Yes we do. We have had for years. I am afraid we are too old now to have stockings! My children, I hope, will both be home this Christmas. There is one coming in from America, one coming in from Australia. But they are over thirty and we do not have stockings any more, so we get up for breakfast. Usually, I turn on the radio and you might hear a carol. It might be “Hark the Herald Angels Sing” or it might be “Christians Awake, Salute The Happy Morn” sung by the marvellous BBC Singers, you know, wonderful singing. And then, just a very light breakf* then we go to church and the vicar usually asks me to read the lesson and I always take the one from St. Luke's Gospel “Shepherds abiding in the field” . And then we return and we have quite a number of people to Christmas Day lunch because, as you know, it is no more difficult to cook for quite a lot. That is one day in the year when you have got to cook a big turkey. It is no more difficult to cook for quite a lot than it is for a few, so we have several friends and we meet them after we have come back from church.

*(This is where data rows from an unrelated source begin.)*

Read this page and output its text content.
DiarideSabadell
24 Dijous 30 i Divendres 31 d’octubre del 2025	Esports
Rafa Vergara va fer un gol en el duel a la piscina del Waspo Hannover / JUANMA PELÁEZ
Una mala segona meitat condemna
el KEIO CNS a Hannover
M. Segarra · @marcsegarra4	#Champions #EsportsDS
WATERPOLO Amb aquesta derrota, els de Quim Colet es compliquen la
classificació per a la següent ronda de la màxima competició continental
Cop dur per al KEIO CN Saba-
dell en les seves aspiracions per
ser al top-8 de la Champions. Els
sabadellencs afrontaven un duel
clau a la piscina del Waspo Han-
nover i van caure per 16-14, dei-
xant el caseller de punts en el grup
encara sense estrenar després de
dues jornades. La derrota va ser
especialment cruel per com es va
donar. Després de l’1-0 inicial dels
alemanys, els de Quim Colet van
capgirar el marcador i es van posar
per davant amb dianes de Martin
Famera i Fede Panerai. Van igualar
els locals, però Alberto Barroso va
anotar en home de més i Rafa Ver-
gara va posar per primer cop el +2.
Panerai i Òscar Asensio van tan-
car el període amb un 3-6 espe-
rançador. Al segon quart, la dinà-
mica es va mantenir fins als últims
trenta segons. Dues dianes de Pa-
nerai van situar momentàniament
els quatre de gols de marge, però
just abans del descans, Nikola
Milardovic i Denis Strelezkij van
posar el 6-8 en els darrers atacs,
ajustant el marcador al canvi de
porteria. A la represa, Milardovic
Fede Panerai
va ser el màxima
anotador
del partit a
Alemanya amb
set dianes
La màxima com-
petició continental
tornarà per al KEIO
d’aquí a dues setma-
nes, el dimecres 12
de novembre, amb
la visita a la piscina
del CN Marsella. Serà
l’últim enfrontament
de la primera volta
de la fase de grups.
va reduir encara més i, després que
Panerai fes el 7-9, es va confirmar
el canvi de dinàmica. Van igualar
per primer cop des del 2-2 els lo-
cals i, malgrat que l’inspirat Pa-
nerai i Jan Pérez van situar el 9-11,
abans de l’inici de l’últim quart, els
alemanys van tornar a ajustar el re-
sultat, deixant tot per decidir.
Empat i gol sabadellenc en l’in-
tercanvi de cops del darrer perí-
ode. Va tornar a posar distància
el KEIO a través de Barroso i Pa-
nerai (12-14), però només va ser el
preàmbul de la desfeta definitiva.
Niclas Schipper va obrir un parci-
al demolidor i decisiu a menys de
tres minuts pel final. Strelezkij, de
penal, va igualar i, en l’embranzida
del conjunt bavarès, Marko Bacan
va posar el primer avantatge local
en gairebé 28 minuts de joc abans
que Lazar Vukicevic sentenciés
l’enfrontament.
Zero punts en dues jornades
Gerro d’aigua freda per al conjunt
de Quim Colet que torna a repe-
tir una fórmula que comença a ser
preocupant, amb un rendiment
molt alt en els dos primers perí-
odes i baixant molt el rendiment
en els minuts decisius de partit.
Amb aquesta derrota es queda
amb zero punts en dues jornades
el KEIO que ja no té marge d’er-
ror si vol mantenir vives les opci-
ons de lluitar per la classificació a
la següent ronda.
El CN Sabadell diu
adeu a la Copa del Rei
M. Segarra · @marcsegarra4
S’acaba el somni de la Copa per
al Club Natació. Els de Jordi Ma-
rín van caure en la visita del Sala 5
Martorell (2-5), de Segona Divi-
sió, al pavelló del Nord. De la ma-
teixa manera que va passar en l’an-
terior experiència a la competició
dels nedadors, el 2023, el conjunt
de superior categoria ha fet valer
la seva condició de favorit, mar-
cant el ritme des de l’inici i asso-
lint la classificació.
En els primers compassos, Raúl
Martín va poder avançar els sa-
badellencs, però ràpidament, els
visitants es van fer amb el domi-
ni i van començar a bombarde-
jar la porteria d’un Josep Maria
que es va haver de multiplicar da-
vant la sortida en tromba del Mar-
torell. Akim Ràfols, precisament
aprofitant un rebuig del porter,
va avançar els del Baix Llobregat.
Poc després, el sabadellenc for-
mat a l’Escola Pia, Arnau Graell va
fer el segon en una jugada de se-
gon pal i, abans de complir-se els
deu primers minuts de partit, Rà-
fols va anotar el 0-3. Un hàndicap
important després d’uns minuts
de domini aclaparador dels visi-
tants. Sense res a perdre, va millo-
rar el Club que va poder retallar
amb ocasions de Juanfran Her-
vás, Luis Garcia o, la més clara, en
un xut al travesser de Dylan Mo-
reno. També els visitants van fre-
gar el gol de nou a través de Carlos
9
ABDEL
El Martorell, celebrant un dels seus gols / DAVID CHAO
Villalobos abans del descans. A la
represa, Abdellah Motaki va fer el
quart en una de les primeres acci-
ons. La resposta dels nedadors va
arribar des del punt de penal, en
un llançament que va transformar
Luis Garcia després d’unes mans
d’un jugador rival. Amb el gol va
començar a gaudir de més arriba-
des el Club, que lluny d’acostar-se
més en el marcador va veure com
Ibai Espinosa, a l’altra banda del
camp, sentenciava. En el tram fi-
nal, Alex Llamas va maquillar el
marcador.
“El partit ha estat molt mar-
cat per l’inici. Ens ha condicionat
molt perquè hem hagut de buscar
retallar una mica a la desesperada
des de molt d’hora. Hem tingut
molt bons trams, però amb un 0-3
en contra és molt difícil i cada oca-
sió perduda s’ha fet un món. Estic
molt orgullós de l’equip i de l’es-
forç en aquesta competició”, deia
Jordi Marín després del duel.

Then, after lunch, we try to finish in time for the Queen's Christmas Day broadcast. We gather round a television set for that; and then really it is, if we have time, just to have a quick walk, so long as it is, still light. You have got to, to shake that luncheon down! And then, really, you do not want very much to eat for the rest of the day, so you sit around the fire. We have an open fire, which is marvellous, and we just talk and think of other friends. [end p4]

Robert Wilson

Do you hope to see Mr. Tebbit and Mrs. Tebbit over Christmas?

Prime Minister

Well, I am hoping that Mr. Tebbit will be well enough to come out and see us over Christmas and then, of course, we will go and see Mrs. Tebbit because both are very very dear to us. But it will be marvellous if he is fit to come out for a little while; and he is so very much better. But, of course, his first thought and ours too will be to see Margaret. She is a wonderful person.

Robert Wilson

Well, Prime Minister, may I wish you a very happy Christmas. Thank you very much!

Prime Minister

And a Happy Christmas to everyone who is listening; a truly Happy Christmas and the New Year will be what we make it. A Happy Christmas!